Creating a Problem Statement
Now that you have finished your basic fishbone diagram, your cross-functional team needs to be create a specific problem statement that everyone understands and can agree on in order to work toward a solution that will eliminate the root cause of the problem.
Let’s go back to our bakery example. If the problem statement states, “bread doesn’t look right” or “bread didn’t rise,” you have not defined the problem correctly and your solutions might not identify the correct root cause. The real problem was that the dough did not rise to the needed height before being placed in the oven. Identifying and defining the problem as specifically as a possible is a critical part of identifying the root cause and developing a permanent solution.
Now, write your problem statement into the fish’s head (to the right side).
Determining the Root Cause
Your next step is to brainstorm for potential root causes. Start asking questions for each category on what could have been a contributing factor for the dough not rising to the needed height.
An example would be: What impact could “Man” (people) have had that the dough did not to rise to the needed height? Write that answer on a line in the “Man” cause section.
Continue to do this for each of the causes until you have exhausted all the options and developed a list of causes. You might not have an equal number of answers under each category. That is OK.
Once you have exhausted asking what could have contributed to the problem in each category, your fishbone diagram should like the one pictured above.
Sometimes it is a good practice to stop after a while or reschedule the process for another day before reviewing all listed causes. Often additional items come up or some items might be contributing factors in more than one category.
Next ask, “why could each factor have caused the dough not to rise to the needed height?” Every time you get an answer, continue to ask another “why.”
An example would be “why did the incorrect amount of sugar stop the yeast from rising?”

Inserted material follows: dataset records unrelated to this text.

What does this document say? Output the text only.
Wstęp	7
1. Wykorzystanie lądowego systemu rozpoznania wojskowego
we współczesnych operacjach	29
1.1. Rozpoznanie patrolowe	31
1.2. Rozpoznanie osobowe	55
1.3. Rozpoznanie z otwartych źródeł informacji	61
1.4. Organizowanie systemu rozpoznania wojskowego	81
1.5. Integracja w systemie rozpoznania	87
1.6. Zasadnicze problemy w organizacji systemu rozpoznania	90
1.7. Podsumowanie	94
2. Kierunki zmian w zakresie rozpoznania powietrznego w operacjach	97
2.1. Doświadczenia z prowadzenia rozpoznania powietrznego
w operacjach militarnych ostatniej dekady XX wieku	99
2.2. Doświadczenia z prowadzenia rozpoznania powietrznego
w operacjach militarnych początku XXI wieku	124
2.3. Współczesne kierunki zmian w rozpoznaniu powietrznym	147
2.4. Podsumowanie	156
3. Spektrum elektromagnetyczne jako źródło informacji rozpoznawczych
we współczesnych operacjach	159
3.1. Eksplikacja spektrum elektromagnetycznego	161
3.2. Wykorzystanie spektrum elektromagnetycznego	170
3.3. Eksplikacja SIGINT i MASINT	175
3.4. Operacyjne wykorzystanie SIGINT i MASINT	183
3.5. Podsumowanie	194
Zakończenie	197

The answer is, “The amount of sugar was insufficient to allow the yeast to produce enough CO2 and create enough bubbles to help the dough rise.”
A mistake often made is to stop asking “why” too soon and to focus on one item that seems the most obvious cause. You need to exhaust all potential causes in order to uncover the root cause or causes and then determine which root cause to address first.
You can use a variety of ways to decide which root cause to solve first. One way is to have a vote and decide by majority. Another way is to give each team member a set number of votes and let them assign any combination of votes, from one to all, to what they think is the most important root cause to address. Because managers, supervisors, or other leaders on the team might influence some people on how to vote, it’s best to use a secret ballot.
The key here is that you want to tap into everyone’s ideas, insights, and feedback, rather than a top-down decision. Carefully considering everyone’s input will greatly increase the chance of identifying and solving the root cause. The success of identifying the root cause and developing a permanent fix depends on a true team effort and is a great example of lean manufacturing and the empowerment of everyone.
Finally, even the best analysis may not identify the true root cause. Therefore, keep the fishbone diagram and all the information as your documentation in case the same issues should reoccur later. See if you can identify additional causes or just pick the next root cause on the list and implement a fix for it.
With the input of your cross-functional team guiding the analysis, a fishbone diagram can be a guide to effective and lasting problem-solving.